I believe that as educators we should fight for not only the freedom of our students, but also the freedom-dreams of our students. This means ensuring that our students are safe and protected in a sense of complete belonging. This also means ensuring that our students are empowered as autonomous co-creators of their education (and worlds). And, to ensure either of these promises, we must dismantle a lot. If we’re serious about liberation, equity, and justice, then the education and world we all forge together will be radically different than what we have. Education is conversations between elders and youth, political zines, mutual aid projects, community garden practices, skills-sharing in collective spaces, Indigenous knowledge and repatriation of the land, revolutionary study groups, protests, family reunions, and new friendships. Imagine a world that recognizes and even funds these practices as “sites” of education. Trisha Remetir writes about this beautifully in the post, "Notes on the Next University." Fortunately for us, there are people (like Remetir) leading the way towards these liberatory spaces of education and transformed worlds. These leaders are abolitionists and, specifically, abolitionist teachers.
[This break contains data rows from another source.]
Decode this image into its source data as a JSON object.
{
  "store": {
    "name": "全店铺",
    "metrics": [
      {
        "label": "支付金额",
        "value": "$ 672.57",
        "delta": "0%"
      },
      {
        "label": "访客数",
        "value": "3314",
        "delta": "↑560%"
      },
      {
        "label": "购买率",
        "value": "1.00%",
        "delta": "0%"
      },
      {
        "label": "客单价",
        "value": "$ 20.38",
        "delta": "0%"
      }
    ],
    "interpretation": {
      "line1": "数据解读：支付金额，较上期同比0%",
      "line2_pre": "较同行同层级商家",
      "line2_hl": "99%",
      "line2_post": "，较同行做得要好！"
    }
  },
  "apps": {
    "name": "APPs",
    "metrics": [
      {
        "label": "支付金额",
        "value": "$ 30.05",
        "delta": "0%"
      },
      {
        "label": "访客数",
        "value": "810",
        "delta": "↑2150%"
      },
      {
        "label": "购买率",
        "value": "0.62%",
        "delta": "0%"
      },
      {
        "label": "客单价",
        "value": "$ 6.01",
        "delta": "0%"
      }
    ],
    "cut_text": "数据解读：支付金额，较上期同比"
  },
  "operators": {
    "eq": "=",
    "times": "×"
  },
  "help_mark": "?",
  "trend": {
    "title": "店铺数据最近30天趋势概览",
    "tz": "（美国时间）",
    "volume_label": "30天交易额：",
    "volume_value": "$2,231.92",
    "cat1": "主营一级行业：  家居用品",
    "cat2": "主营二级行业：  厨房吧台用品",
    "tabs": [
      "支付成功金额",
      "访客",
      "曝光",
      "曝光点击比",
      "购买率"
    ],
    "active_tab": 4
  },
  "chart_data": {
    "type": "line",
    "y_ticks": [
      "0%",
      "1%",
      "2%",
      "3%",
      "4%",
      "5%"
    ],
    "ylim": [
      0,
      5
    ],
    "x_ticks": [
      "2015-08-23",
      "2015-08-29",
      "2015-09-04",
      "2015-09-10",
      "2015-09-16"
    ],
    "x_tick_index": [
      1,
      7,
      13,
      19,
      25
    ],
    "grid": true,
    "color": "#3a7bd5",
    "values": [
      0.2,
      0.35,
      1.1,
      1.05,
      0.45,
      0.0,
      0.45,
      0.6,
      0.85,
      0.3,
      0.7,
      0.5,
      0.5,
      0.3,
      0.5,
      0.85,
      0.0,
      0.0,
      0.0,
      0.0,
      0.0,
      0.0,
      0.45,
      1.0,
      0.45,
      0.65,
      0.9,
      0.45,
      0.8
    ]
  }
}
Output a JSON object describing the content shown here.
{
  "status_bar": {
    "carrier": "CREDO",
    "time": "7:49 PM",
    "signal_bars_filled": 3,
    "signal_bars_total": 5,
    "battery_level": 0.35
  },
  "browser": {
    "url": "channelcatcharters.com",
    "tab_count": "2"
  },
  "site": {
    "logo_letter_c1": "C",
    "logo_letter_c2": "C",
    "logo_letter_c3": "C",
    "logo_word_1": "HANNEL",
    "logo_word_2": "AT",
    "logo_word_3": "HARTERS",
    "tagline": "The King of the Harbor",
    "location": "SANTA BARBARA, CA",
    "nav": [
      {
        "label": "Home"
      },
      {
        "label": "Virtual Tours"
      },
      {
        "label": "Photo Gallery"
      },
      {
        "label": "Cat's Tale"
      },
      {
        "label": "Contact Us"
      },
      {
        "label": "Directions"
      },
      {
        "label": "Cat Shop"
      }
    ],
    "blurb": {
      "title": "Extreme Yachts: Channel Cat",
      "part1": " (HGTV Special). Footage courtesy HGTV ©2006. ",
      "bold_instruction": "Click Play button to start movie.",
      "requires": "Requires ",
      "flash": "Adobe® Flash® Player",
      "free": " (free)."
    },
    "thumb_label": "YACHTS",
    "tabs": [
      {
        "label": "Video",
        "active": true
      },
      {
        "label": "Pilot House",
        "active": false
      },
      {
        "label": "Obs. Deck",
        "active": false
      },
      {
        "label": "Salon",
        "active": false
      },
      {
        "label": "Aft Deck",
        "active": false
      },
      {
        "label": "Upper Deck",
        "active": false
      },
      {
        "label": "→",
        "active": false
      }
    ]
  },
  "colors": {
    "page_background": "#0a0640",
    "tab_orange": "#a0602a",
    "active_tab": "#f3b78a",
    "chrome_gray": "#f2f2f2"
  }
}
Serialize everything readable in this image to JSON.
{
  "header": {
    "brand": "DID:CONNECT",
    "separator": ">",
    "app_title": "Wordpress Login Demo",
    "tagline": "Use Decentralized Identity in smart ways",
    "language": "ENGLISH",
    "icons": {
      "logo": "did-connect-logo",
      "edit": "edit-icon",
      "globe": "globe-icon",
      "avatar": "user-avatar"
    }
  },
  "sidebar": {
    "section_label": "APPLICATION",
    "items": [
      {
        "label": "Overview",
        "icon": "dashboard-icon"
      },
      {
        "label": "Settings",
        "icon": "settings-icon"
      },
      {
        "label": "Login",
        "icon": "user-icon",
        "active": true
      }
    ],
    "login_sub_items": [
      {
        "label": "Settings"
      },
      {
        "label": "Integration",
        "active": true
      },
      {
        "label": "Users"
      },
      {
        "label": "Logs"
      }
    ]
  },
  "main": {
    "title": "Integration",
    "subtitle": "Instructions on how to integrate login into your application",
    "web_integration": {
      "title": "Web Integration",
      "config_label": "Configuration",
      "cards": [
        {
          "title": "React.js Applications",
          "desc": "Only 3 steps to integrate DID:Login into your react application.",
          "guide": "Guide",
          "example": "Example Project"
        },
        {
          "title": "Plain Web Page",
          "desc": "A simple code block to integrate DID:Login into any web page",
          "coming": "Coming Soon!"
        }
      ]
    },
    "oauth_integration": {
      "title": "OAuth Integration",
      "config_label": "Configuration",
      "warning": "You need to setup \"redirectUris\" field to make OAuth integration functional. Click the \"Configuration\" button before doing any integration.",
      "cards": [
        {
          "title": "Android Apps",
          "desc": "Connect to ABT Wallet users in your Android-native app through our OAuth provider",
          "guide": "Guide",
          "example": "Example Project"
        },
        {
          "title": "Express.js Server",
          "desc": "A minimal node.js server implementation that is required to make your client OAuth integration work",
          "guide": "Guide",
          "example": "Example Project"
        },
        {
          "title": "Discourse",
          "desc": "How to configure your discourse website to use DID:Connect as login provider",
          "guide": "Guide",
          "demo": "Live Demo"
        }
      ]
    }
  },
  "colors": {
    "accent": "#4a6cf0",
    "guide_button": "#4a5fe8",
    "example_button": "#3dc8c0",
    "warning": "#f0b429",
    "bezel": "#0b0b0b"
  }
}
Dr. Bettina Love defines abolitionist teaching as the following in her book, We Want To Do More Than Survive: Abolitionist Teaching and the Pursuit of Educational Freedom: “Abolitionist teaching is the practice of working in solidarity with communities of color while drawing on the imagination, creativity, refusal, (re)membering, visionary thinking, healing, rebellious spirit, boldness, determination, and subversiveness of abolitionists to eradicate injustice in and outside of schools” (Love 2019). Read that again. Pause after every word and breathe them in. This is our practice as educators fighting for freedom and freedom-dreams. We must do and we must dream, and this is our lens for how we make those dreams reality. We teach against the state and we teach that which weakens the state.
So, for anyone reading this, I end by asking you: what are your freedom-dreams for education? What are your students’, especially marginalized students, freedom-dreams for their worlds – and how do you know? How would education look, feel, sound, and work in your freest of dreams? What can you do and change with your roles, positions, and resources right now? What is in your power now to get us closer to that dream?